Jonty Summers, managing director of Hanover Middle East, said that while the true prevalence off mental health stress in the Middle East workplace is difficult to estimate, the issue undoubtedly exists.

"Certainly, where you have an intersection of creativity and deadlines; people with a leaning towards perfectionism (which is certainly the PR community); challenging expectations and, perhaps, a requirement for ‘presenteeism’ in the office, your teams are going to find it hard to turn up and do great work."

Summers said Hanover integrated a scheme called the Employee Assistance Programme, provided by GuidanceResources, earlier this year. It offers counselling, legal and financial consultation, and crisis intervention services to employees and their dependents. 

People can speak to a qualified counsellor in their own language about a range of emotional, financial, legal or work-life concerns. The service provides free short-term counselling with local experts who can help with emotional concerns, including anxiety, depression, stress, grief, loss, life adjustments, relationship and partner conflicts.

More companies should integrate similar schemes to protect the mental wellbeing of their employees, said Summers.

Roxanne van Zyl, HR manager for Edelman Middle East, said the organisation takes wellbeing in the workplace very seriously. 

"We run a number of initiatives, which include mental health awareness, mindfulness and reflection sessions that are supported by local motivational speakers, subsidised exercise classes and group sessions, healthy snacks in the office and, most importantly, the promotion of our global internal initiative Livewell.

"Livewell encompasses different aspects of wellbeing, including yoga, meditation, lifestyle/wellbeing webinars etc. We also support our employees with "ComPsych" – a phoneline that colleagues are able to call to receive advice and assistance on matters inside and outside of the workplace. We believe that by providing various wellbeing support channels, there is something for everyone, which encourages a culture of work-life balance."

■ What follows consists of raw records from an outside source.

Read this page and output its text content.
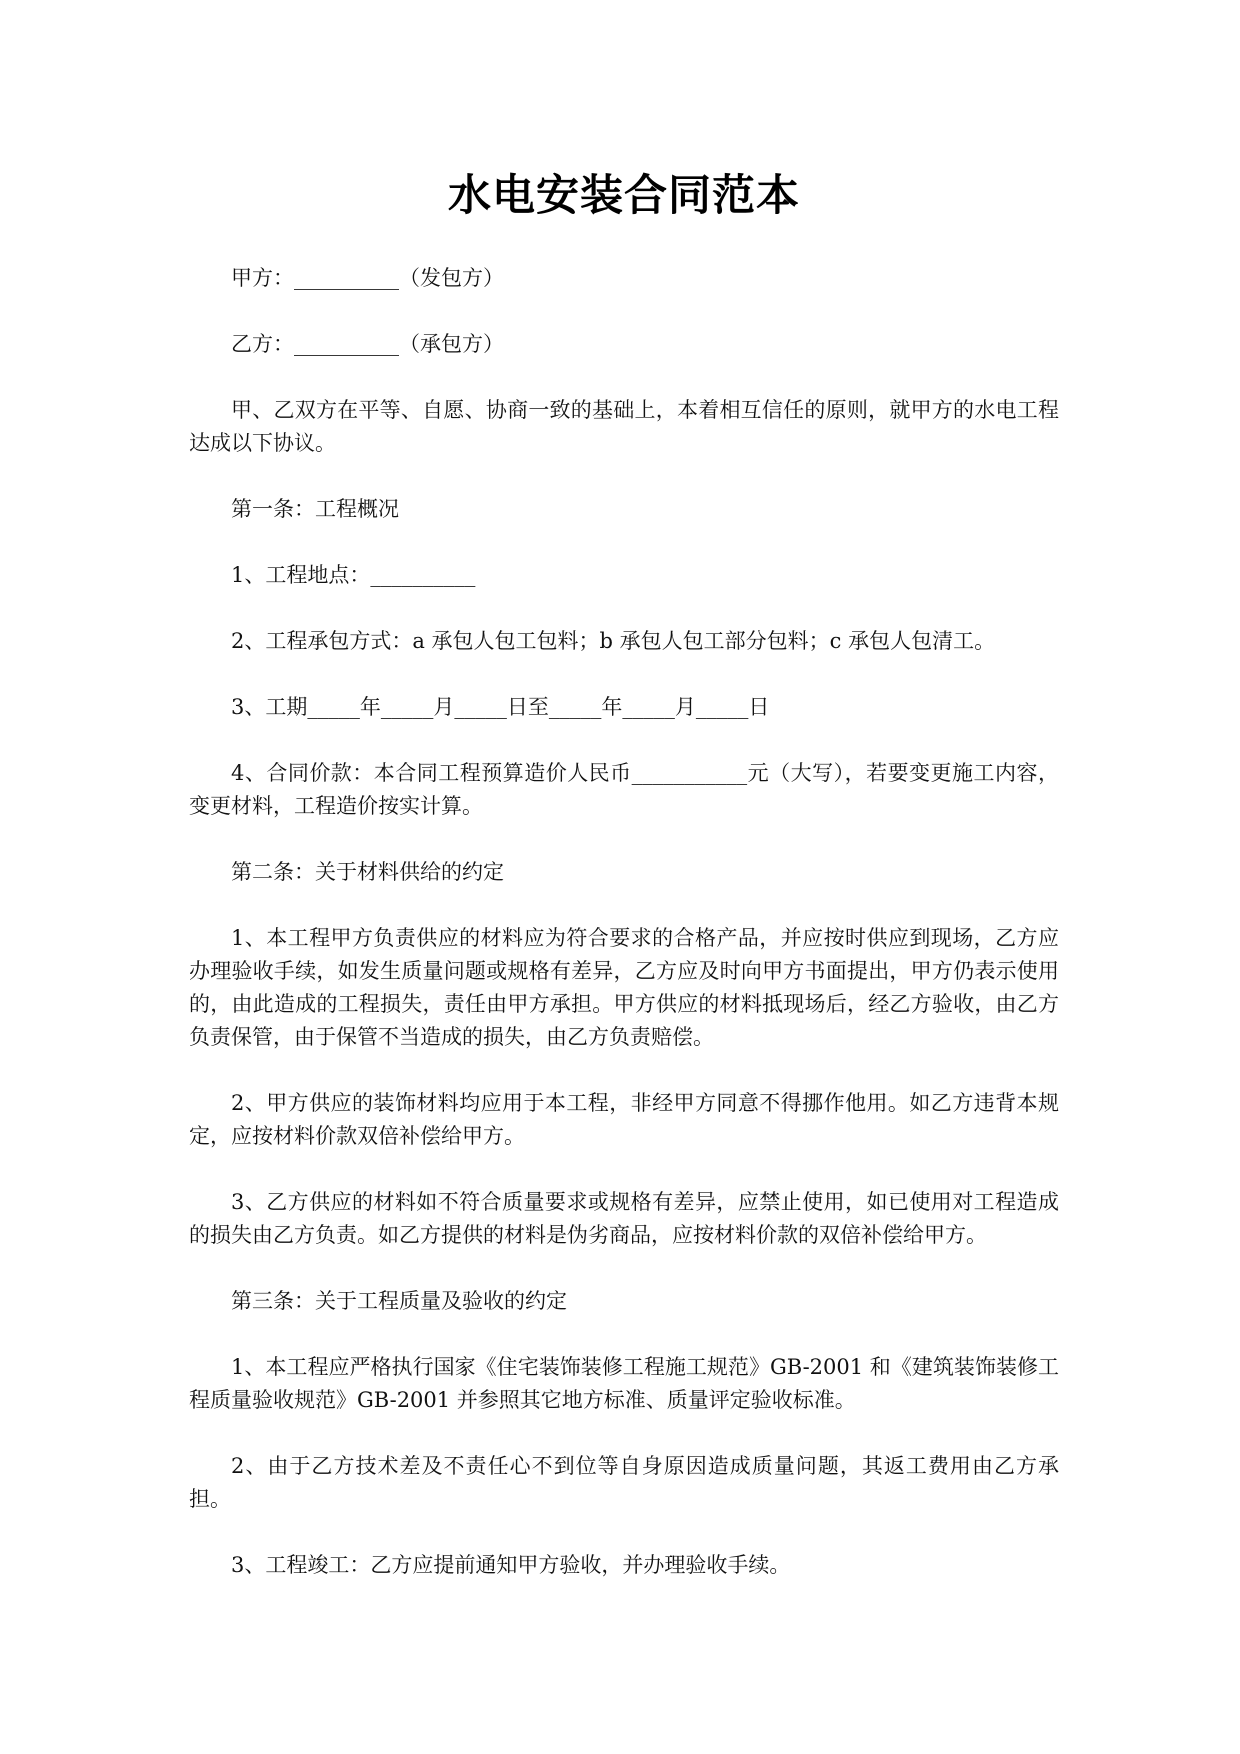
水电安装合同范本

甲方：__________（发包方）

乙方：__________（承包方）

甲、乙双方在平等、自愿、协商一致的基础上，本着相互信任的原则，就甲方的水电工程达成以下协议。

第一条：工程概况

1、工程地点：__________

2、工程承包方式：a 承包人包工包料；b 承包人包工部分包料；c 承包人包清工。

3、工期_____年_____月_____日至_____年_____月_____日

4、合同价款：本合同工程预算造价人民币___________元（大写），若要变更施工内容，变更材料，工程造价按实计算。

第二条：关于材料供给的约定

1、本工程甲方负责供应的材料应为符合要求的合格产品，并应按时供应到现场，乙方应办理验收手续，如发生质量问题或规格有差异，乙方应及时向甲方书面提出，甲方仍表示使用的，由此造成的工程损失，责任由甲方承担。甲方供应的材料抵现场后，经乙方验收，由乙方负责保管，由于保管不当造成的损失，由乙方负责赔偿。

2、甲方供应的装饰材料均应用于本工程，非经甲方同意不得挪作他用。如乙方违背本规定，应按材料价款双倍补偿给甲方。

3、乙方供应的材料如不符合质量要求或规格有差异，应禁止使用，如已使用对工程造成的损失由乙方负责。如乙方提供的材料是伪劣商品，应按材料价款的双倍补偿给甲方。

第三条：关于工程质量及验收的约定

1、本工程应严格执行国家《住宅装饰装修工程施工规范》GB-2001 和《建筑装饰装修工程质量验收规范》GB-2001 并参照其它地方标准、质量评定验收标准。

2、由于乙方技术差及不责任心不到位等自身原因造成质量问题，其返工费用由乙方承担。

3、工程竣工：乙方应提前通知甲方验收，并办理验收手续。
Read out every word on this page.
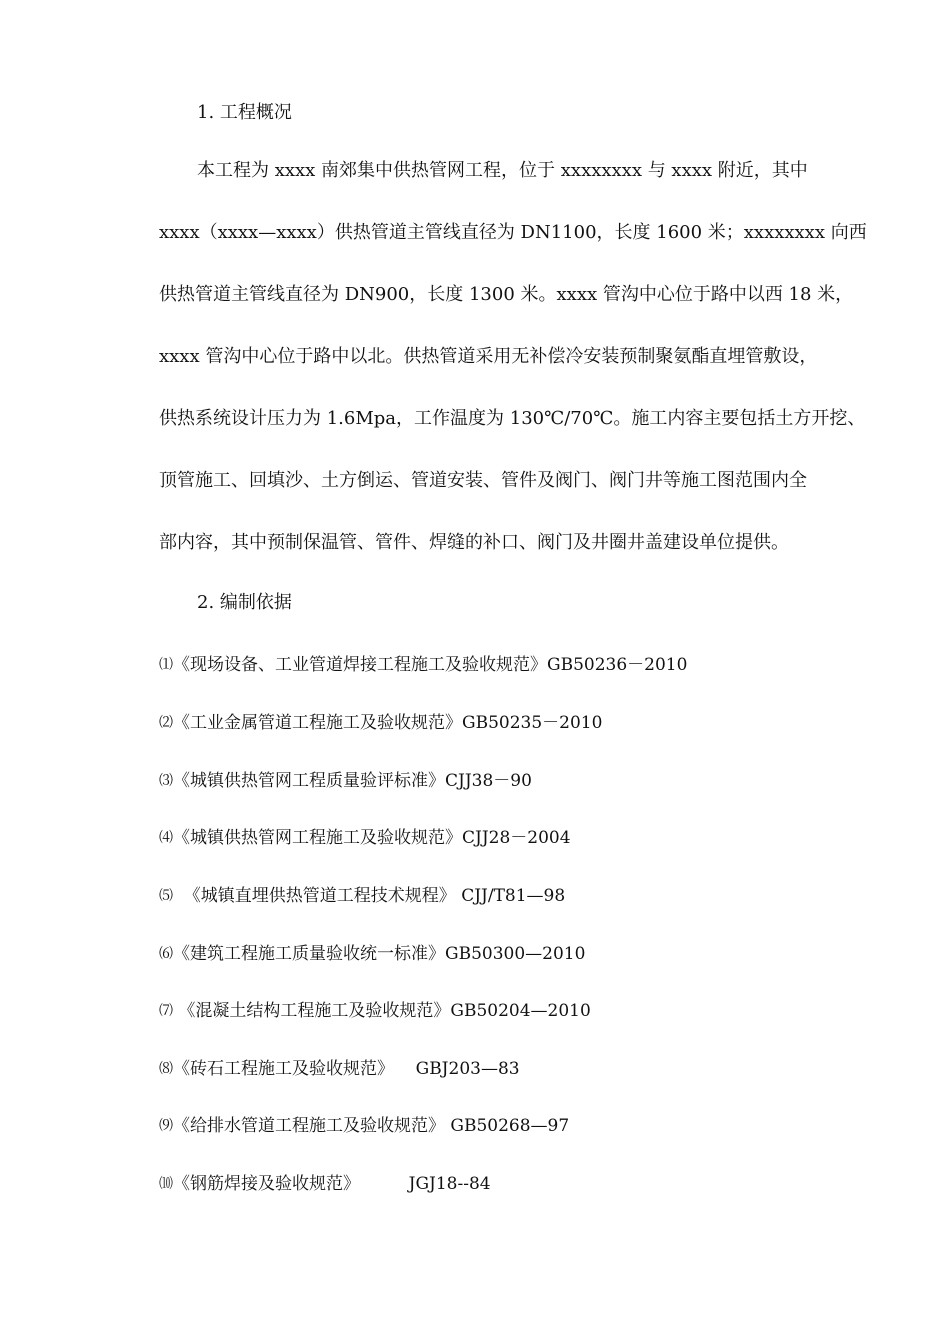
1. 工程概况
本工程为 xxxx 南郊集中供热管网工程，位于 xxxxxxxx 与 xxxx 附近，其中
xxxx（xxxx—xxxx）供热管道主管线直径为 DN1100，长度 1600 米；xxxxxxxx 向西
供热管道主管线直径为 DN900，长度 1300 米。xxxx 管沟中心位于路中以西 18 米，
xxxx 管沟中心位于路中以北。供热管道采用无补偿冷安装预制聚氨酯直埋管敷设，
供热系统设计压力为 1.6Mpa，工作温度为 130℃/70℃。施工内容主要包括土方开挖、
顶管施工、回填沙、土方倒运、管道安装、管件及阀门、阀门井等施工图范围内全
部内容，其中预制保温管、管件、焊缝的补口、阀门及井圈井盖建设单位提供。
2. 编制依据
⑴《现场设备、工业管道焊接工程施工及验收规范》GB50236－2010
⑵《工业金属管道工程施工及验收规范》GB50235－2010
⑶《城镇供热管网工程质量验评标准》CJJ38－90
⑷《城镇供热管网工程施工及验收规范》CJJ28－2004
⑸  《城镇直埋供热管道工程技术规程》 CJJ/T81—98
⑹《建筑工程施工质量验收统一标准》GB50300—2010
⑺ 《混凝土结构工程施工及验收规范》GB50204—2010
⑻《砖石工程施工及验收规范》    GBJ203—83
⑼《给排水管道工程施工及验收规范》 GB50268—97
⑽《钢筋焊接及验收规范》         JGJ18--84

"I suspect that mental health challenges remain under-acknowledged in most countries, and I’m certain that people don’t talk about it enough in the Middle East. 

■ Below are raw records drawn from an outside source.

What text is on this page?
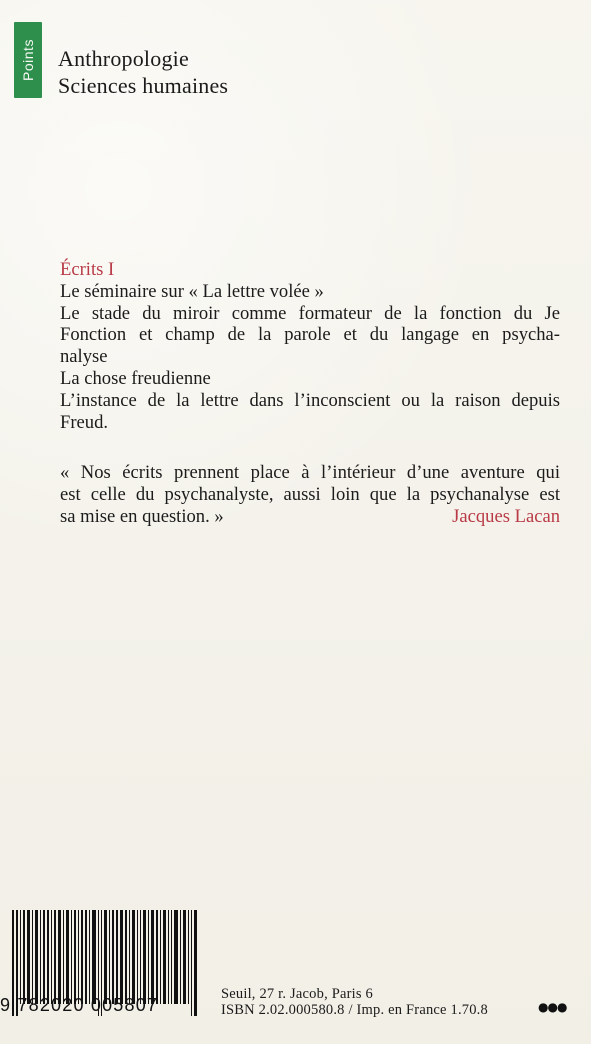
Points Anthropologie
Sciences humaines
Écrits I
Le séminaire sur « La lettre volée »
Le stade du miroir comme formateur de la fonction du Je
Fonction et champ de la parole et du langage en psycha-
nalyse
La chose freudienne
L’instance de la lettre dans l’inconscient ou la raison depuis
Freud.
« Nos écrits prennent place à l’intérieur d’une aventure qui
est celle du psychanalyste, aussi loin que la psychanalyse est
sa mise en question. »	Jacques Lacan
9 782020 005807
Seuil, 27 r. Jacob, Paris 6
ISBN 2.02.000580.8 / Imp. en France 1.70.8	●●●
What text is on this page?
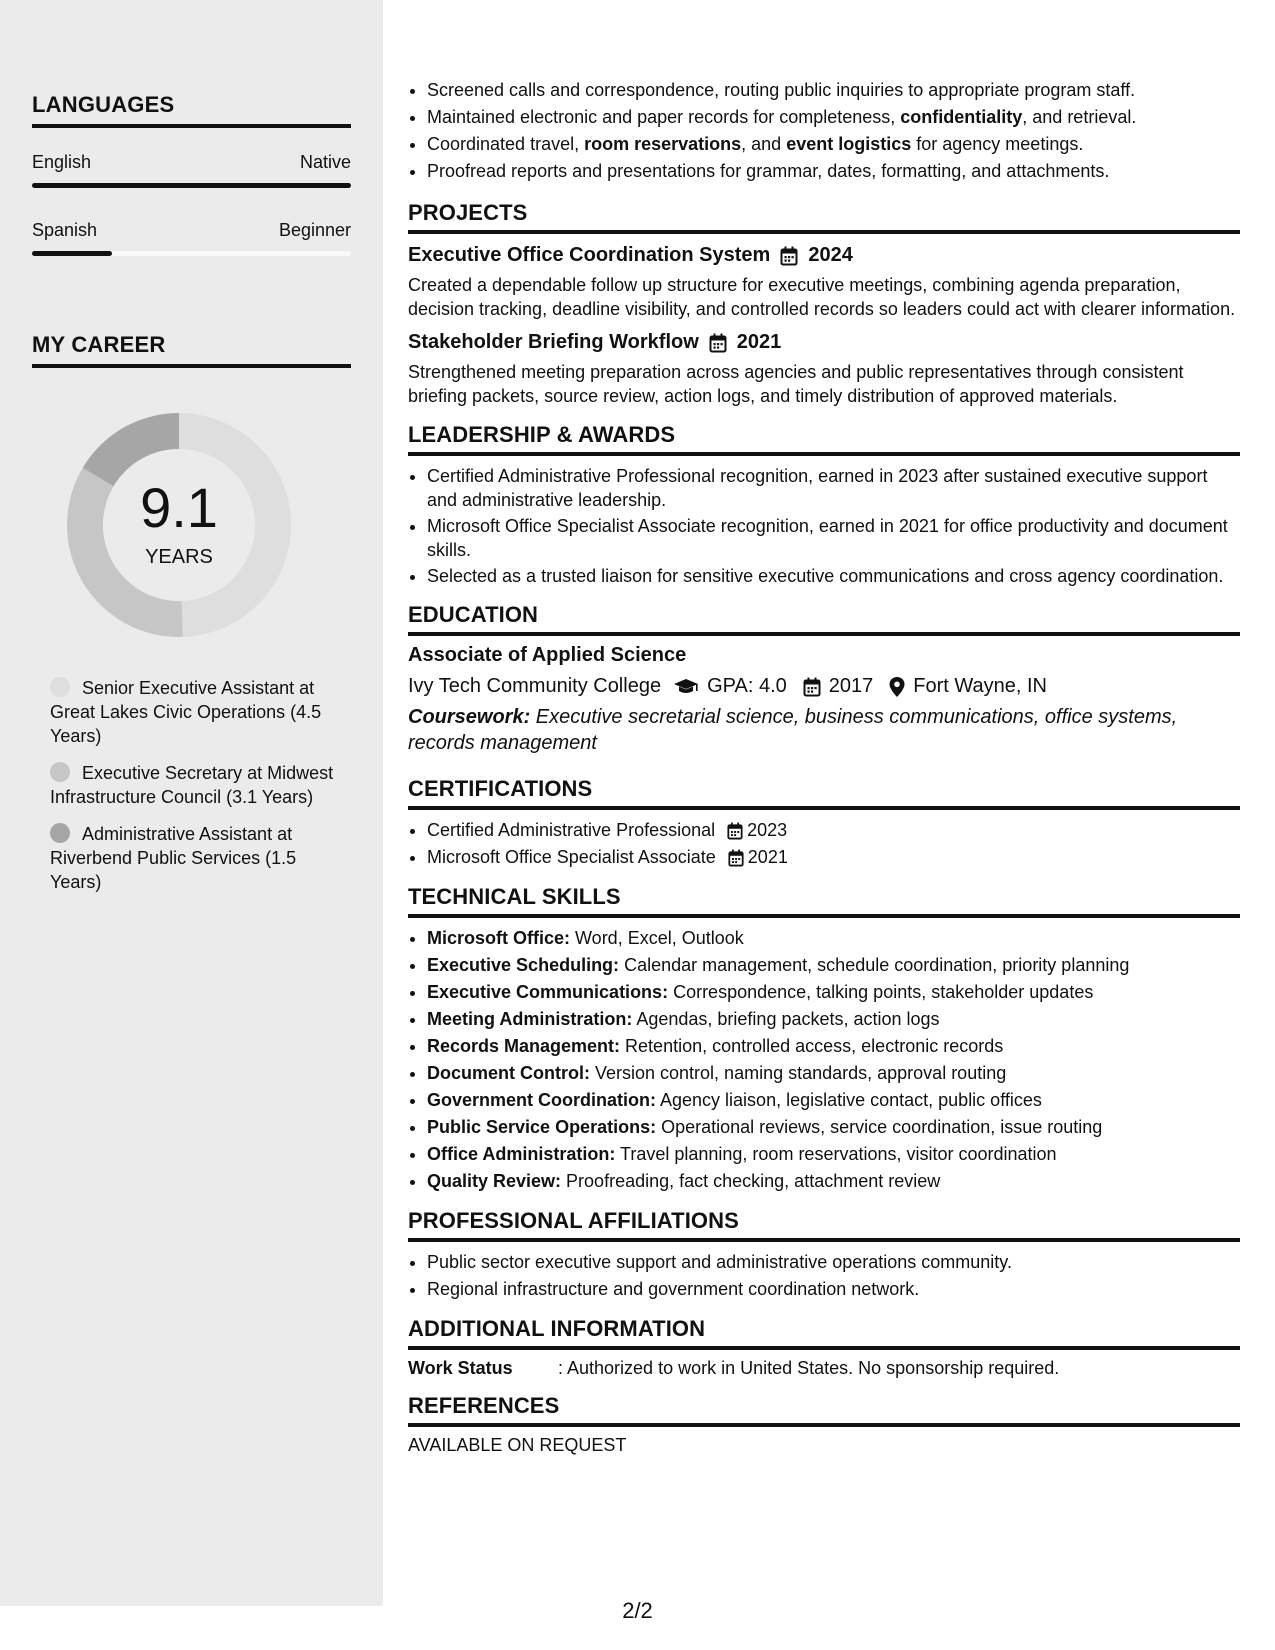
LANGUAGES
English	Native
Spanish	Beginner
MY CAREER
9.1
YEARS
Senior Executive Assistant at Great Lakes Civic Operations (4.5 Years)
Executive Secretary at Midwest Infrastructure Council (3.1 Years)
Administrative Assistant at Riverbend Public Services (1.5 Years)
• Screened calls and correspondence, routing public inquiries to appropriate program staff.
• Maintained electronic and paper records for completeness, confidentiality, and retrieval.
• Coordinated travel, room reservations, and event logistics for agency meetings.
• Proofread reports and presentations for grammar, dates, formatting, and attachments.
PROJECTS
Executive Office Coordination System 2024
Created a dependable follow up structure for executive meetings, combining agenda preparation, decision tracking, deadline visibility, and controlled records so leaders could act with clearer information.
Stakeholder Briefing Workflow 2021
Strengthened meeting preparation across agencies and public representatives through consistent briefing packets, source review, action logs, and timely distribution of approved materials.
LEADERSHIP & AWARDS
• Certified Administrative Professional recognition, earned in 2023 after sustained executive support and administrative leadership.
• Microsoft Office Specialist Associate recognition, earned in 2021 for office productivity and document skills.
• Selected as a trusted liaison for sensitive executive communications and cross agency coordination.
EDUCATION
Associate of Applied Science
Ivy Tech Community College GPA: 4.0 2017 Fort Wayne, IN
Coursework: Executive secretarial science, business communications, office systems, records management
CERTIFICATIONS
• Certified Administrative Professional 2023
• Microsoft Office Specialist Associate 2021
TECHNICAL SKILLS
• Microsoft Office: Word, Excel, Outlook
• Executive Scheduling: Calendar management, schedule coordination, priority planning
• Executive Communications: Correspondence, talking points, stakeholder updates
• Meeting Administration: Agendas, briefing packets, action logs
• Records Management: Retention, controlled access, electronic records
• Document Control: Version control, naming standards, approval routing
• Government Coordination: Agency liaison, legislative contact, public offices
• Public Service Operations: Operational reviews, service coordination, issue routing
• Office Administration: Travel planning, room reservations, visitor coordination
• Quality Review: Proofreading, fact checking, attachment review
PROFESSIONAL AFFILIATIONS
• Public sector executive support and administrative operations community.
• Regional infrastructure and government coordination network.
ADDITIONAL INFORMATION
Work Status	: Authorized to work in United States. No sponsorship required.
REFERENCES
AVAILABLE ON REQUEST
2/2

"The subject of mental health is not an easy one to broach for an employee with their boss – it requires a high level of trust in your employer and I’m not sure people in this region always trust that they are ‘in good hands’ to be able to reveal elements of themselves that might be less than a vision of perfection."

Ingham said the true answer lies in speaking openly about the subject of mental health to break down any lingering stigma around the issue.

"One day, an agency head or communications director will stand up at a PRCA MENA or PRWeek conference and talk candidly about their mental health issues. The audience will applaud them for doing so. 

"That day will be a defining one for our industry - and I am sure that day is coming soon."